Abstract
Background
Exposure to general anaesthesia during critical stages of brain development results in long-lasting cognitive impairment. Co-administration of protective agents could minimize the detrimental effects of anaesthesia. Co-administration of R(+)pramipexole (PPX), a synthetic aminobenzothiazol derivative that restores mitochondrial integrity, prevents anaesthesia-induced mitochondrial and neuronal damage and prevents early development of cognitive impairment. Here, we determine the protective effects of PPX into late adulthood in male and female rats.
Methods
Postnatal day 7 rats of both sexes were exposed to mock anaesthesia or combined midazolam, nitrous oxide, and isoflurane anaesthesia for 6 h with or without PPX. Cognitive abilities were assessed between 5 and 7 months of age using Morris water maze spatial navigation tasks.
Results
Examination of spatial reference memory revealed that female, but not male, neonatal rats exposed to anaesthesia showed slowing of acquisition rates, which was significantly improved with PPX treatment. Examination of memory retention revealed that both male and female anaesthesia-treated rats have impaired memory retention performance compared with sham controls. Co-treatment with PPX resulted in improvement in memory retention in both sexes.
Conclusion
PPX provides long-lasting protection against cognitive impairment known to occur when very young animals are exposed to anaesthesia during the peak of brain development. Anaesthesia-induced cognitive impairment appears to be sex-specific with females being more vulnerable than males, suggesting that they could benefit more from early prevention.

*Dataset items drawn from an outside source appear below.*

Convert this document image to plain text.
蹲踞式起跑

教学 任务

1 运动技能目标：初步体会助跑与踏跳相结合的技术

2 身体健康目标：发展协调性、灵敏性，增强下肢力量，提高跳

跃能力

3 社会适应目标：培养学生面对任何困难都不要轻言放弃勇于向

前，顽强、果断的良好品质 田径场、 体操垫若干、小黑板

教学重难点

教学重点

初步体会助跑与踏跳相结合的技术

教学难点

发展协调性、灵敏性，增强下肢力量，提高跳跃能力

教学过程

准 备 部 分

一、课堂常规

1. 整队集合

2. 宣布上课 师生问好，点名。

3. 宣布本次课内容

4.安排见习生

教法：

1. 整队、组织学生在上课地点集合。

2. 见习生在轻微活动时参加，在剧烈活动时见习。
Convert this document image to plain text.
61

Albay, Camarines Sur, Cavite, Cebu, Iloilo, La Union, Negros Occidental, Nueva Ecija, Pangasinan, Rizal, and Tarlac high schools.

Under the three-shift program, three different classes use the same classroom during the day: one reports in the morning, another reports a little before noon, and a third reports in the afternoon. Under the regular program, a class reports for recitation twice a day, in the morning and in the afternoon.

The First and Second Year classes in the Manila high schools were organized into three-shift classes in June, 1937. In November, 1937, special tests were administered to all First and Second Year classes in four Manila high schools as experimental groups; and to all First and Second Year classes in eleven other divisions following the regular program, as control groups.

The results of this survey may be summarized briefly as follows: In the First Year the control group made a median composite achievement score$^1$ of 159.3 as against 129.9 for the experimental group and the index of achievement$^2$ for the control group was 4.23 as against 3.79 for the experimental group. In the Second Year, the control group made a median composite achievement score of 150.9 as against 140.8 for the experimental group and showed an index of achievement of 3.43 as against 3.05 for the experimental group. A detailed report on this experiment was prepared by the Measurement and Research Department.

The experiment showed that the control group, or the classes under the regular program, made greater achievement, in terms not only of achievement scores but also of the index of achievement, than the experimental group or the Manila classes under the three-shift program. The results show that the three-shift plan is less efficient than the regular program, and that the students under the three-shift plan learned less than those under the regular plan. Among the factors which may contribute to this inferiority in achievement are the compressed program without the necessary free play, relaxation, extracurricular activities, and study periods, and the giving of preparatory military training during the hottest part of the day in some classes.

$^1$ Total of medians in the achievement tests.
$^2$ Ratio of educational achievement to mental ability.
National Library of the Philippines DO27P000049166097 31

Keywords: anaesthetics volatile, isoflurane; anaesthetics gases, nitrous oxide; memory; neonates; oxygen, toxicity; recovery, cognitive
Editor's key points.
Neonatal exposure to a combination of general anaesthetics results in developmental neurotoxicity and cognitive impairment in adult rats.
The cognitive impairment could be prevented by co-treatment with the mitochondrial targeted anti-oxidant pramipexole.
Female rats were more vulnerable to anaesthesia-induced cognitive impairment, and thus might benefit more by such protective therapy.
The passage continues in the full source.